If I could be so bold as to suggest that a student would prefer not to spend every waking moment either in class, slaving over a paper or studying for an exam, would I be venturing too far? Caffeine-infused binges and furious attempts to finish projects leave us rattled and crying for the days of pre-school. How I yearn for block-building, naptime and a refreshing glass of apple juice.
It has gotten to the point, at least for me, where the library has become the antithesis of productivity. It is incredibly difficult for me to enter the library and set myself to work, solely because the environment is near poisonous. There has been no change of scenery at all, and I suspect this applies to a few others as well. The reason I say this is because at this time of the year, there are so many people crammed into cubicles that the Internet crashes. Screw library bandwidth. What about our mental bandwidth?
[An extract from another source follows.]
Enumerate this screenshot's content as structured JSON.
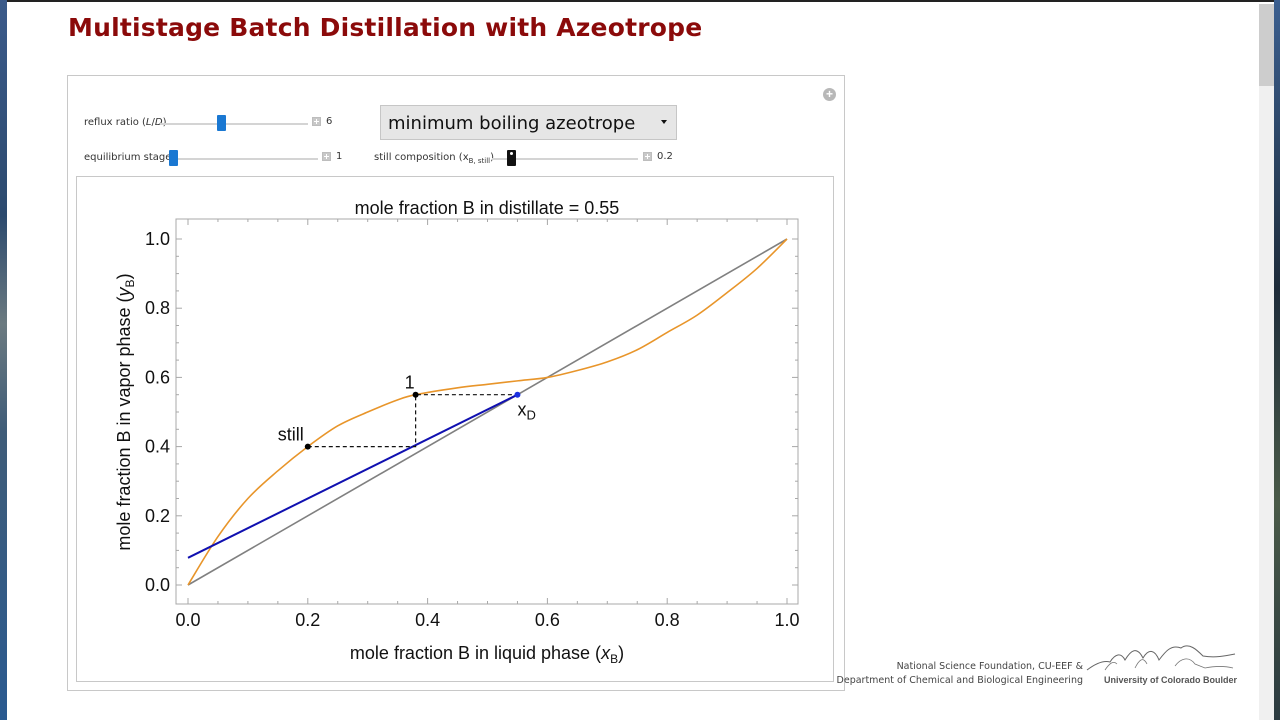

Granted, I am bloviating and spewing hyperbole all over the place like Mount Vesuvius, but I needed to fill a column with something in the midst of my scholastic marathon that will hopefully culminate prior to the break. Why not rant and rave like a lunatic if you don’t know what else to write about? Perhaps it is a waste of your time and of ink and paper. Perhaps it irritates you. Such are the petty inconsistencies in life. One day you’re curled up in the fetal position after writing 30 pages of papers; the next you’re feasting on cranberry sauce and turkey legs. Are those parallel? Not really. One could argue that they are both feasts—one literal, one scholarly—but who cares? Inevitably you will partake in both. Have a Happy Thanksgiving!